Monday, December 24, 2007

Nordic Santa information

If the most dire climate forecasts come true the tourism industry in Europe's far north, already feeling the effects of global warming, may find itself promoting a Santa in shorts and a camel-drawn sleigh.

Each year at the end of autumn, residents, shopkeepers, travel agencies, reindeer herders and even politicians in the Finnish Arctic town of Rovaniemi - home to Santa Claus' Village, one of the biggest tourist attractions in Finland - look to the skies in the hopes of a snowy winter.

"Everyone working in tourism here is worried. The past three or four years have been difficult for us," says Jarmo Kariniemi, owner of the Santa Claus' Office in Rovaniemi which each year attracts 340,000 visitors eager to meet the "real" Father Christmas.

In early December, with only a few weeks to go before Christmas, there was only 20 centimeters (seven-and-a-half inches) of snow on the ground, just enough for snowmobiles and dog- and reindeer sleighs.
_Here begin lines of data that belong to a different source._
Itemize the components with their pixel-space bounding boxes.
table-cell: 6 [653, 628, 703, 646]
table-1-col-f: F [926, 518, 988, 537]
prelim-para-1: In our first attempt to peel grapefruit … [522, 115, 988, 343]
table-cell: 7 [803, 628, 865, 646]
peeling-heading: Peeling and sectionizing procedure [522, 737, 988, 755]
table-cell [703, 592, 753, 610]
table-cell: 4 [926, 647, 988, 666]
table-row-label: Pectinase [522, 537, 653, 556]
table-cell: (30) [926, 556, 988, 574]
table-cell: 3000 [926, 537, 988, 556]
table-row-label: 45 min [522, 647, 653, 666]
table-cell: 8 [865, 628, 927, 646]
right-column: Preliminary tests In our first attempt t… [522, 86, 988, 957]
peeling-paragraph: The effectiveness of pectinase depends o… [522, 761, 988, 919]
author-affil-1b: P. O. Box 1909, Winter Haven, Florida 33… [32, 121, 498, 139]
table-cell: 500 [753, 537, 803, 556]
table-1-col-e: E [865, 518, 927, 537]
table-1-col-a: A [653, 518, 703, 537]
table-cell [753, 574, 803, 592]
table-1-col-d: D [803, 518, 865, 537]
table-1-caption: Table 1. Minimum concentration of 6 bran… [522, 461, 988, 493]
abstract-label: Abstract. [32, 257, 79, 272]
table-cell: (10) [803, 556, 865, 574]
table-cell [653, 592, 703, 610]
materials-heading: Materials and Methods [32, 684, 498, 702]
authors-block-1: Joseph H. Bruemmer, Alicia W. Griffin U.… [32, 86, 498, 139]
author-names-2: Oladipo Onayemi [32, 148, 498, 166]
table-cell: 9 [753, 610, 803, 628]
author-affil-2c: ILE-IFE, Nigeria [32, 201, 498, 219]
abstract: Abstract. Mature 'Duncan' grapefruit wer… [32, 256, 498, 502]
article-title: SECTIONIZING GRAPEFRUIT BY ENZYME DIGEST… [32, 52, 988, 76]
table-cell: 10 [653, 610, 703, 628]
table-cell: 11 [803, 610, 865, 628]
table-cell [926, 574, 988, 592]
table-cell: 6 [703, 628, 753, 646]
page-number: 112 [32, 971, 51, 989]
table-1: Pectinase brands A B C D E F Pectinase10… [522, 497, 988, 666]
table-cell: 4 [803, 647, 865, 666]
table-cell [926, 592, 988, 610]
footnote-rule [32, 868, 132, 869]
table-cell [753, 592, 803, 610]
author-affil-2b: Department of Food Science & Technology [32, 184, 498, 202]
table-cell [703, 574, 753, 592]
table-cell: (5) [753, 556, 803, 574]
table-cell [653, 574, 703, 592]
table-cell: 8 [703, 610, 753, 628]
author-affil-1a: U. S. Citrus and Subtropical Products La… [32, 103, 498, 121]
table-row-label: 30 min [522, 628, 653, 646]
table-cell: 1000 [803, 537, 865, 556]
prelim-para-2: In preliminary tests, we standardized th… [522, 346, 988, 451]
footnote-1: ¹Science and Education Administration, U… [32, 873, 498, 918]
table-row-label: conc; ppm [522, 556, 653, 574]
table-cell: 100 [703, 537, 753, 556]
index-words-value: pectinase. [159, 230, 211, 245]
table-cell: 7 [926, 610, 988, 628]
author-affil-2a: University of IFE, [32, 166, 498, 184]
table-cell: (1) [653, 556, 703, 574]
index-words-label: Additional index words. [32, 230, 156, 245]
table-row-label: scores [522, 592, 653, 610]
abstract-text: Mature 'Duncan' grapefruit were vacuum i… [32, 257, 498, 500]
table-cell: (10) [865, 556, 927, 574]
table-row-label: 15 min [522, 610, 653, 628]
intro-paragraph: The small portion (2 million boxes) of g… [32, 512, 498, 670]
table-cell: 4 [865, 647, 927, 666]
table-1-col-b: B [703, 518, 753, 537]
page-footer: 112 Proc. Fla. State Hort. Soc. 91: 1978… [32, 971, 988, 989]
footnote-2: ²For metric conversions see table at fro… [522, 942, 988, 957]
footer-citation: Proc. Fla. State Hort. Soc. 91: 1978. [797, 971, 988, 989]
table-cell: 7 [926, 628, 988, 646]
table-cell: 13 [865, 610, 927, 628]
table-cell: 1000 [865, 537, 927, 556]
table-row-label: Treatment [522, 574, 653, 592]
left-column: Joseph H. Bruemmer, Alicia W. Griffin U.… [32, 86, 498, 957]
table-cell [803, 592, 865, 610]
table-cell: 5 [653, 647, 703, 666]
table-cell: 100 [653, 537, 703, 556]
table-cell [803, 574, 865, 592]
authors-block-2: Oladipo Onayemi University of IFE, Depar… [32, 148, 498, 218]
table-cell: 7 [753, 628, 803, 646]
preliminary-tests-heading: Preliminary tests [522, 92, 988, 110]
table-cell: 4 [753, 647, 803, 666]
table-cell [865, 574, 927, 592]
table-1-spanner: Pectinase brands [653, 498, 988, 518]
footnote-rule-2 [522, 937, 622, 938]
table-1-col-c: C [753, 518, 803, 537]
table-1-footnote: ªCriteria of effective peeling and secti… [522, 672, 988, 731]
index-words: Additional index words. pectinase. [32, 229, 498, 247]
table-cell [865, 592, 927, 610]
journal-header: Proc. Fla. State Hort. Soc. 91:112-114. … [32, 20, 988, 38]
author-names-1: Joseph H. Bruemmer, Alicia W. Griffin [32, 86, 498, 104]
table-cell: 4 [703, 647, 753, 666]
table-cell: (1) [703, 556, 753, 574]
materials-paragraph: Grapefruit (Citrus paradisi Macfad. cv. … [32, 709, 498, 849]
But the rivers and lakes, which normally freeze over in winter and are used to take tourists on snowmobile or sleigh rides, have not turned to ice yet, and that's bad news.

Tourism generates some 235 million euros (A$389 million) of direct and indirect revenue in Finnish Lapland, of which about 60 per cent comes during winter.

It is an enormous amount of money for the region, hit hard by high unemployment and the rural exodus to bigger towns.

"The winter tourism period in the Nordic countries will be shorter and shorter, both at the beginning and towards the end, and it will go fast and it will be huge," climatologist Heikki Tuomenvirta said.

Average temperatures in Finland will rise by three to six degrees Celsius in winter by 2050, and by four to eight degrees by 2080. The average winter temperature in Rovaniemi will rise from 15 degrees Celsius below zero (five degrees F) to eight below (18 F).

"Precipitation in winter will increase, with both rain and snow, and then there will be more rain," Tuomenvirta said.

More rain will melt the snow that normally covers the vast region from November to April, she added.

Towns further north of Rovaniemi are already making the most of the first effects of global warming to attract tourists.

"The amount of snow varies from year to year in Rovaniemi, while here the snow is guaranteed," said Carina Winnebaeck, a hotel manager in Enontekioe.

This village of 2000 people, located a three-hour drive north of Rovaniemi, has already succeeded in persuading British tour operators to bring planefulls of holiday tourists seeking a winter wonderland to their town.